Crowley, Theodore Reuss'la 1910'da Londra'da tanıştı ve kısa süre içinde Bavyeralı arkadaşının tarikatı OTO üzerinde etkili oldu. Crowley, 1904'te eski Mısır tanrısı Horus'un spiritüal bir habercisi tarafından ziyaret edildiğini iddia etti. Haberci, "Thelema" adlı yeni bir dinin ayrıntılarını bildirmişti. Bunları "Kanun Kitabı"nda anlattı.

Reuss, hemen ikna oldu ve Crowley'in dini hizmetlerini OTO'nun Gnostik Ayini'ne ekledi. Reuss, 1920'de Zürich'te toplanan masonlara Thelema'nın yüksek dereceli masonların resmi dini olması gerektiğini söyleyecek kadar ileri gitti. Toplantıya katılanlar, bu fikirden pek hoşlanmadılar.
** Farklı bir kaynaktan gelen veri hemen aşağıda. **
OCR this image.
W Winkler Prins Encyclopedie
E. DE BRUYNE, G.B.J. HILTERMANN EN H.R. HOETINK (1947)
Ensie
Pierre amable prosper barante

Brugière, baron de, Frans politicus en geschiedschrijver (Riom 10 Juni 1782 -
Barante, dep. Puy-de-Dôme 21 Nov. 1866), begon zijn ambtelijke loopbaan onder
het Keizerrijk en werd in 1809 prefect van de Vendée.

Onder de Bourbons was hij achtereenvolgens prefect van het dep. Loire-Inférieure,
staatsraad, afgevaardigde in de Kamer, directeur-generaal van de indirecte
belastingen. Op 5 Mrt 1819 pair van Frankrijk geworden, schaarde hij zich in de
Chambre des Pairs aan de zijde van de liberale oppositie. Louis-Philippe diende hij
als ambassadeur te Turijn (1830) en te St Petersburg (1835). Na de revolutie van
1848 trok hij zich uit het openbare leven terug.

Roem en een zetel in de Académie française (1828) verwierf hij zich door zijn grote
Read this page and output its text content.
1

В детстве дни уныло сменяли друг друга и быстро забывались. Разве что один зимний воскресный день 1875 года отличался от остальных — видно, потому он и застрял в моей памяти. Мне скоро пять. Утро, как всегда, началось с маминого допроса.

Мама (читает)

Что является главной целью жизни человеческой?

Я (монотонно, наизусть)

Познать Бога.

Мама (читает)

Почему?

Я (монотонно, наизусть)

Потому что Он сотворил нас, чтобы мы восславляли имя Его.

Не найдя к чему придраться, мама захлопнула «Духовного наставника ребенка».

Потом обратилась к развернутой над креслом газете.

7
Dünyanın farklı yerlerinden OTO teşkilatları kuran Reuss, 1920'de kalp krizi geçirip ölünce, Crowley, hemen ondan boşalan yeri doldurdu ve kendisini "Oryantal Tapınak Şövalyelerinin Büyük Ağabeyi" ilan etti.

Crowley'den Sonra OTO
İkinci Dünya Savaşı'ndan sonra neredeyse yok olan OTO'nun geriye kalan tek locası California'daydı. Crowley, ölümünden kısa süre önce tarikatın dizginlerini Karl Germer adlı bir Alman'a teslim etti. Germer, 1962'de ölümüne dek tarikatı kağıt üzerinde hayatta tuttu. Bu dönemde OTO'ya üye olanlardan biri de L. Ron Hubbart'tı. Hubbart, daha sonra sözde din Scientology'yi yarattı.

1969'da Grady McMurty, OTO'yu neredeyse tek başına ayağa kaldırdı. 1943'te Crowley'den dereceler alan McMurty, elinde acil durumda kullanıp tarikatın başına geçmesini sağlayacak mektuplar olduğunu iddia ediyordu. Tabii bir sürü dava açıldı. Çünkü en az 3 kişi daha OTO üzerinde sahiplik iddiasında bulundu. Öahkemeler ve davalar sonuçlandı ve McMurty'nin OTO'su çoğunluk tarafından Crowley'in tarikatının mirasşısı olarak kabul edildi.

Üyelerin çoğu İngiliz olan "Tpyhonian Ordo Templ, Orientis", günümüzde varlığını sürdürmektedir. İlgi alanları ise daha ziyade "uzaylılar" ve "demonoloji" (ifritbilim). Tarikatın şu anki başkanı ya da "halifesi", William Breeze, daha çok ezoterik ismi olan "Hynebaeus" ile tanınıyor.